The Lisbon-based institute said AQIM fighters have been responsible for bloody attacks along the Tunisian border with Algeria. The report said Uqba, comprised of Algerians, Mauritanians, Nigerians and Tunisians, was killing Tunisian Army and security officers in ambushes and stealing their weapons.
"The tactics used by the group appear inspired by those of AQIM employed against Algerian security forces," the report said. "After being murdered, the soldiers were stripped from their uniforms and equipment and their throats were slit."

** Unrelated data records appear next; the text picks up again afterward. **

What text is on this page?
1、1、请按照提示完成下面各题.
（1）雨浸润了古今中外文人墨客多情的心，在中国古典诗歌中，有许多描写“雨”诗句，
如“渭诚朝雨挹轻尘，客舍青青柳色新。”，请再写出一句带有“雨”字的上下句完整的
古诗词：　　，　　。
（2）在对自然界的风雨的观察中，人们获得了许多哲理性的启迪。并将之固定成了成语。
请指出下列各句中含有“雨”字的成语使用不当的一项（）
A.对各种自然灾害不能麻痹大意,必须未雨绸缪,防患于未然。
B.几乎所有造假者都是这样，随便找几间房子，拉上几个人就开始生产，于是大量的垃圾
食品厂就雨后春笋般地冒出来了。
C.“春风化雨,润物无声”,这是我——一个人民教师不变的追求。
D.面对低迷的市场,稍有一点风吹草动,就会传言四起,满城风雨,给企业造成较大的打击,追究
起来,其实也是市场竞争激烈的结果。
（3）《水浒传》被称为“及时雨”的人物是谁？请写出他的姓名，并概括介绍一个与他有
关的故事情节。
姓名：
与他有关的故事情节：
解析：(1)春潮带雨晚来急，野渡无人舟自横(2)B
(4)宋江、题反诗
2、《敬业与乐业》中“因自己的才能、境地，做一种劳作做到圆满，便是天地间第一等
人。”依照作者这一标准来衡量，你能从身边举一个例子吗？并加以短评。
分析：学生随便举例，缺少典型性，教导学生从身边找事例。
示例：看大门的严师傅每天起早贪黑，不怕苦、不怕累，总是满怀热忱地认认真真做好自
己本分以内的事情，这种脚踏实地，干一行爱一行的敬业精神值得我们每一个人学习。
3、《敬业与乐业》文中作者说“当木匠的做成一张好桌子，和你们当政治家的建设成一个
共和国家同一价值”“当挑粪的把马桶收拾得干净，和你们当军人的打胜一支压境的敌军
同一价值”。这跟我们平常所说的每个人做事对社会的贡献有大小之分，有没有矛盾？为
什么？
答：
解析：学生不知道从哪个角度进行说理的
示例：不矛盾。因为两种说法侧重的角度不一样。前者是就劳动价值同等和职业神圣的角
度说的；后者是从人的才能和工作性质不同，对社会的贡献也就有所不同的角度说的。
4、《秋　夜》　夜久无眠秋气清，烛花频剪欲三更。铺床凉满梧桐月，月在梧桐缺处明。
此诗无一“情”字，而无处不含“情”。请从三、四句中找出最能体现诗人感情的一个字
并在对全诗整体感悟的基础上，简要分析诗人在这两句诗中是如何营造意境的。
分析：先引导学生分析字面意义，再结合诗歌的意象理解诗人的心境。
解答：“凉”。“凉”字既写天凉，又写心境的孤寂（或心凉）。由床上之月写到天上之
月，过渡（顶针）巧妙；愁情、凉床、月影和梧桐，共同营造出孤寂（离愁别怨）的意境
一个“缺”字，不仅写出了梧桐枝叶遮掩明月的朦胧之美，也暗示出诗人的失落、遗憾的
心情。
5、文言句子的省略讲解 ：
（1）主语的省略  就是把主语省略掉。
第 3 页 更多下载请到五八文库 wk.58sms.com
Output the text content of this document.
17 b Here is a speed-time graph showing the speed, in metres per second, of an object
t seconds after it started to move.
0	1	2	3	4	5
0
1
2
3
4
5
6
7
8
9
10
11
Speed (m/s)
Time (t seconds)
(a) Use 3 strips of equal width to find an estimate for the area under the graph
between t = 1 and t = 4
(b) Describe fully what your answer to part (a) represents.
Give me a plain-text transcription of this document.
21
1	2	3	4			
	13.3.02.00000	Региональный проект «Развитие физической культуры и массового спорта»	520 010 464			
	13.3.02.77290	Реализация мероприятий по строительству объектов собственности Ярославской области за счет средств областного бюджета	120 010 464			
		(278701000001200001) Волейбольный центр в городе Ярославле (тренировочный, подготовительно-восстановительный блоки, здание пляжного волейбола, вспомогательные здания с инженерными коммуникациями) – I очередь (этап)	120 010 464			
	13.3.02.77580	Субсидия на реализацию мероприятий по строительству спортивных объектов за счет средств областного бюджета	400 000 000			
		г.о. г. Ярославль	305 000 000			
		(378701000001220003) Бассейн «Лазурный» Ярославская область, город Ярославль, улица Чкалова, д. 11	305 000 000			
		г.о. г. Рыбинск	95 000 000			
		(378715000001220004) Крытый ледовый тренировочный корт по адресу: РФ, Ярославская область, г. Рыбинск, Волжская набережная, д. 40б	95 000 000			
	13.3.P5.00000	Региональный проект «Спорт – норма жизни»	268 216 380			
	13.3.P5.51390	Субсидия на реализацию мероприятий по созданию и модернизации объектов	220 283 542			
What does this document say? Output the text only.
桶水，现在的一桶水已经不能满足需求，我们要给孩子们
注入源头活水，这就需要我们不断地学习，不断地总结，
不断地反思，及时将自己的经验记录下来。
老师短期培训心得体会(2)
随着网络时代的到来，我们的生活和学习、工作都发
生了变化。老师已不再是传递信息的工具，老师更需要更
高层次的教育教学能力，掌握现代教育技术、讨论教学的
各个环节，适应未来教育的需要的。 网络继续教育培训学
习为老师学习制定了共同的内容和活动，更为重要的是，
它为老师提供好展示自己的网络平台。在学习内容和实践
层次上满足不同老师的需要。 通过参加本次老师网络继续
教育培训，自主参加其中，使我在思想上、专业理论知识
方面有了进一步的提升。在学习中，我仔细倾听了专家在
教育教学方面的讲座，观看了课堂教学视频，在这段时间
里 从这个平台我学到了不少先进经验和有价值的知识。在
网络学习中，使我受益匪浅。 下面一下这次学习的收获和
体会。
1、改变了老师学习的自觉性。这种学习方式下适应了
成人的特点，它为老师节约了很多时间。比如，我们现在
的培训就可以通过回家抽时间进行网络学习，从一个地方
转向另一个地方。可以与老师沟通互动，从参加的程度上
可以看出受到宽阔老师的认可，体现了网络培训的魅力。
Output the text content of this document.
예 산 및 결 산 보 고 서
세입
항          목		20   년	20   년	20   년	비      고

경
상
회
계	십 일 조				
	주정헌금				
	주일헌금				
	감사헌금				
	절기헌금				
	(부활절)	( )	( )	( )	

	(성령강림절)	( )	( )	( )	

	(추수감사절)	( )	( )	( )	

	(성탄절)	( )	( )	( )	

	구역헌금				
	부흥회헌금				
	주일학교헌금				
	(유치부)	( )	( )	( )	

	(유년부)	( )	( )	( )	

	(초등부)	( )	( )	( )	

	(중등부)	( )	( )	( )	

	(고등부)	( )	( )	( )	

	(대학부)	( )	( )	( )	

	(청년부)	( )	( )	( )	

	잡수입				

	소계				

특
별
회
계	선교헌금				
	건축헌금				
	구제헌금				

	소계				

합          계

Tunisia has broadcast confessions of captured Uqba fighters. The fighters said they received training in the Russian-origin AK-47 assault rifle, IEDs while others were assigned to provide food and other logistical support.
The report also cited links between Uqba and the Al Qaida-aligned Ansar Al Sharia, also said to operate in Libya. The Tunisian Interior Ministry was quoted as saying that Ansar worked with Uqba to assassinate two secular politicians in 2013 and planned attacks on chemical facilities in Tunisia.
"The rejuvenation of an Islamist insurgency, after having been harshly repressed in 2007, has increased criticism against the interim government for leniency towards extremist groups," the report said. "Like in Egypt, ideological struggle and spread of violence further polarized the division within the Tunisian society between Islamists and the so-called secular-liberals over the political identity of the country."